Mantan juara dunia kelas berat yang pernah menyatukan dua gelar ini dikabarkan telah kembali ke Inggris untuk menghadiri pemakaman Ghami dan Ayodele. Selain dikenal sebagai teman dekat Joshua, Ghami adalah pelatih kekuatan dan kondisinya, sementara Ayodele adalah salah satu pelatihnya.
Proses Hukum Dimulai
Pada Jumat (waktu setempat), Komando Polisi Negara Bagian Ogun mengonfirmasi bahwa Adeniyi Mobolaji Kayode, 46 tahun, telah didakwa di Pengadilan Magistrate Sagamu. Kasus ini telah ditunda hingga 20 Januari 2026. Rincian lebih lanjut mengenai dakwaan terhadap Kayode tidak diberikan.
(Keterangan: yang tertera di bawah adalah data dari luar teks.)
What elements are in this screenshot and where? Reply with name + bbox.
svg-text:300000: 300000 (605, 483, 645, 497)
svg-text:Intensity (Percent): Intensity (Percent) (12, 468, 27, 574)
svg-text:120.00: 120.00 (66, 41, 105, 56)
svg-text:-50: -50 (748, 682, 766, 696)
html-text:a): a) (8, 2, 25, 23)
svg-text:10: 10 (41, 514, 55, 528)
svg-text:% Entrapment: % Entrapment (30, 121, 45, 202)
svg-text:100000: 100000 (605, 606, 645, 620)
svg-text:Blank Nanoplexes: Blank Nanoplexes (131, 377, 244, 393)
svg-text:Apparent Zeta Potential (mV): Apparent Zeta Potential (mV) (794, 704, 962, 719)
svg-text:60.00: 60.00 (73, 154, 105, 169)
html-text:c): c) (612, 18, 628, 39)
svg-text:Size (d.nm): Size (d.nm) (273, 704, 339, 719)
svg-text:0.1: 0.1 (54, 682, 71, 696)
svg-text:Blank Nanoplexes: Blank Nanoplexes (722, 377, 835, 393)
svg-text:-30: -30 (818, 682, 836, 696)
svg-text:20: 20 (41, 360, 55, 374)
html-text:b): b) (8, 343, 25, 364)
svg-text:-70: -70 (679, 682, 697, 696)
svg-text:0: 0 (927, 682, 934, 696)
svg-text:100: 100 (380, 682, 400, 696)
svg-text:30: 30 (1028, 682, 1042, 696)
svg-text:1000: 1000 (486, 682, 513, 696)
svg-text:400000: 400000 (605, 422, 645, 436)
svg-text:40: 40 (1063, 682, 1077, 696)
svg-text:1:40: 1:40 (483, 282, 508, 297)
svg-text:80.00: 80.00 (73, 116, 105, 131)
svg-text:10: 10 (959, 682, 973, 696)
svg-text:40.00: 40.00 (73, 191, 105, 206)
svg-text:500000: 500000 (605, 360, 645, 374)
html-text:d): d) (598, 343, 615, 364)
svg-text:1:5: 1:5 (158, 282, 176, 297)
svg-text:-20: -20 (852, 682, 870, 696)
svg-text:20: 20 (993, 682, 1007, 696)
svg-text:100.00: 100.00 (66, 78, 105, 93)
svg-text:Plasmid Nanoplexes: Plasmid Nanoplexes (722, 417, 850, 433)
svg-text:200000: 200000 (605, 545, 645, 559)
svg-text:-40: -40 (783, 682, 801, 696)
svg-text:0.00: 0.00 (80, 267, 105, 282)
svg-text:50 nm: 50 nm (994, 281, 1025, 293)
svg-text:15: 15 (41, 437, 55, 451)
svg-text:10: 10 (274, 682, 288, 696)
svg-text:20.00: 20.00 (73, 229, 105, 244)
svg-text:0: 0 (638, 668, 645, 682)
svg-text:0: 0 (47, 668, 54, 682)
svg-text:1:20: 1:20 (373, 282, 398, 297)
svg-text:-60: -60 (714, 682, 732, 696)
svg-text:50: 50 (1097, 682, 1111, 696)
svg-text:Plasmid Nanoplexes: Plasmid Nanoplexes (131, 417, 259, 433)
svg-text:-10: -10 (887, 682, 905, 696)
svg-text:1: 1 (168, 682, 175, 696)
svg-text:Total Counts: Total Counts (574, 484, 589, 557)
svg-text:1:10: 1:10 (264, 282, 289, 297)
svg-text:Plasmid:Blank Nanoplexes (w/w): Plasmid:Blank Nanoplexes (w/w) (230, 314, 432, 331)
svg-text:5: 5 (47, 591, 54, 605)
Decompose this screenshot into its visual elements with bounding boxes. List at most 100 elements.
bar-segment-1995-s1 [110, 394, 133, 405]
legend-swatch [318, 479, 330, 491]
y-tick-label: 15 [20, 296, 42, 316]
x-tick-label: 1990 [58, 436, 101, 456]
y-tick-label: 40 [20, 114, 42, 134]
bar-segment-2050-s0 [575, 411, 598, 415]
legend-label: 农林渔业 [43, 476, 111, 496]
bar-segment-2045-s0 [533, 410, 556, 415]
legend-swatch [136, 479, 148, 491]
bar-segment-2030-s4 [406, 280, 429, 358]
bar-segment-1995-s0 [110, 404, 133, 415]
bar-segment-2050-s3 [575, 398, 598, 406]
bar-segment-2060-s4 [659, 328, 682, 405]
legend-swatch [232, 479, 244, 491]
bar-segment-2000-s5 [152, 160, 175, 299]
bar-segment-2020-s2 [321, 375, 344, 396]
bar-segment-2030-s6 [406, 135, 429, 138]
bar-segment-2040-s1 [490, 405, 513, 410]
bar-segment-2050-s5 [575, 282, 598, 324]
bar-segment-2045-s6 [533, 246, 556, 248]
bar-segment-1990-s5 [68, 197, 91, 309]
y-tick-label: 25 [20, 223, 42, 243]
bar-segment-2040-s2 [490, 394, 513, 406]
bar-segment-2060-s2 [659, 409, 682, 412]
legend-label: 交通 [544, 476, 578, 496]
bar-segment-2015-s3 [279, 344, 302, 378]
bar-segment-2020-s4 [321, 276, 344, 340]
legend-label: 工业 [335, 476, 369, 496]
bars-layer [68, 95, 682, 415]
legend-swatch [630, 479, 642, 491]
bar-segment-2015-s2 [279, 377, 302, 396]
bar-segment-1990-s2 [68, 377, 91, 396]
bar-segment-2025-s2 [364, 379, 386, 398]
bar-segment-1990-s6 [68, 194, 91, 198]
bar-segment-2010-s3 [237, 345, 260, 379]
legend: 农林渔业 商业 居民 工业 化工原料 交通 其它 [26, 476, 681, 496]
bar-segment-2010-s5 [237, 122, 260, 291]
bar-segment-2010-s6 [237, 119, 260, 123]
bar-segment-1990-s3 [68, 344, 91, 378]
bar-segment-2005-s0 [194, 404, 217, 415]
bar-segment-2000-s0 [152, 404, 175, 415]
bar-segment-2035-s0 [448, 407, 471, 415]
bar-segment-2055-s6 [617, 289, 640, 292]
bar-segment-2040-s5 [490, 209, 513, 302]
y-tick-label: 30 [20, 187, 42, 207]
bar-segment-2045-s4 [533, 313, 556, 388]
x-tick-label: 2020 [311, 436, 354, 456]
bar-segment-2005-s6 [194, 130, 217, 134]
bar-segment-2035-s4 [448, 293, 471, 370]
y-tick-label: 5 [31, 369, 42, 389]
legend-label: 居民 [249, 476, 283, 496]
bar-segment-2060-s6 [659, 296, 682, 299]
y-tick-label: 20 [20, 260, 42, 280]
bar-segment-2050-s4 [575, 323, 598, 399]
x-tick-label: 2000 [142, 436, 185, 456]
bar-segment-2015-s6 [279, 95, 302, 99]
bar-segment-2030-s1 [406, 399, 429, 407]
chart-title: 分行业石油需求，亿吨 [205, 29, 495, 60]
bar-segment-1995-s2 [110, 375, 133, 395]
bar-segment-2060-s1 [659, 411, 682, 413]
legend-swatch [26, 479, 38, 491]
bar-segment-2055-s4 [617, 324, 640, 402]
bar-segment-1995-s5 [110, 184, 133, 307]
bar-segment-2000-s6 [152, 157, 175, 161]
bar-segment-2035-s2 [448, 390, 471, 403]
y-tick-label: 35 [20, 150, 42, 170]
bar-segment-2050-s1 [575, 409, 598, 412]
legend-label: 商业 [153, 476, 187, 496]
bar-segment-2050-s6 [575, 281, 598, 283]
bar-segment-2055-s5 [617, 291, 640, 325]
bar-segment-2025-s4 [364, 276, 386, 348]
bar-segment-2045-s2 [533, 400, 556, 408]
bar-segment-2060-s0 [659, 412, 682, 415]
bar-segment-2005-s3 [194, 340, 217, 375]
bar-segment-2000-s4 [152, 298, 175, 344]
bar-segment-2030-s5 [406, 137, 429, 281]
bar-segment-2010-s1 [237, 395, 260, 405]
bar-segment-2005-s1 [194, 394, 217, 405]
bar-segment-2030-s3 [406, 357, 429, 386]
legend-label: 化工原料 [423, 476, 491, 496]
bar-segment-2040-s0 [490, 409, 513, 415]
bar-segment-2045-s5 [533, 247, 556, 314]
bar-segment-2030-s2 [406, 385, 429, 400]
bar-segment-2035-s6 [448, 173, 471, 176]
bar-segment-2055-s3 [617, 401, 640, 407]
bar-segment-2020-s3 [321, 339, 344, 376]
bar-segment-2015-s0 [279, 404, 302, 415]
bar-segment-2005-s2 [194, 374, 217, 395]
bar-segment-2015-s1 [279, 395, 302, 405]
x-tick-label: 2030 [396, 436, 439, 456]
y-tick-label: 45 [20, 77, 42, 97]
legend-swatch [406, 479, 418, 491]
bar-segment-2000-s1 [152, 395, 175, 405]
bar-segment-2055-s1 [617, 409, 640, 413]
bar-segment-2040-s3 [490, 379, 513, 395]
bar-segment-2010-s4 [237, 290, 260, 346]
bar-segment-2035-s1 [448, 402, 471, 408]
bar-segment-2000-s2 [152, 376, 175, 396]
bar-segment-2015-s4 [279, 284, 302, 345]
Komando Polisi Negara Bagian Ogun merilis pernyataan resmi melalui akun X mereka:
“Komando Polisi Negara Bagian Ogun ingin menginformasikan kepada masyarakat umum bahwa pengemudi SUV Lexus yang terlibat dalam kasus kecelakaan Anthony Joshua, Adeniyi Mobolaji Kayode (pria), berusia 46 tahun, telah didakwa di Pengadilan Magistrate Sagamu hari ini, 2 Januari 2026, dan kasus tersebut telah ditunda hingga 20 Januari 2026.”
Duka dari Komunitas Tinju
Kabar duka ini juga mendapat perhatian luas dari komunitas tinju internasional. Promotor tinju Eddie Hearn, yang telah mempromotori Joshua sejak petinju berusia 36 tahun itu menjadi profesional setelah memenangkan emas di Olimpiade London 2012, menyampaikan belasungkawa untuk Ghami dan Ayodele. Hearn menyoroti “energi dan kesetiaan” yang dimiliki kedua pria tersebut.
Selain Hearn, sejumlah petinju terkemuka lainnya juga turut menyampaikan ucapan duka cita. Mereka termasuk mantan juara dunia kelas penjelajah Tony Bellew, juara dunia kelas berat dua kali Oleksandr Usyk, mantan juara kelas berat Inggris Tyson Fury, dan mantan juara dunia Wladimir Klitschko.
Kecelakaan tragis ini meninggalkan duka mendalam bagi Anthony Joshua pribadi maupun bagi seluruh komunitas tinju yang mengenal sosok Ghami dan Ayodele. Pemulihan Joshua serta proses hukum yang sedang berjalan akan terus menjadi perhatian.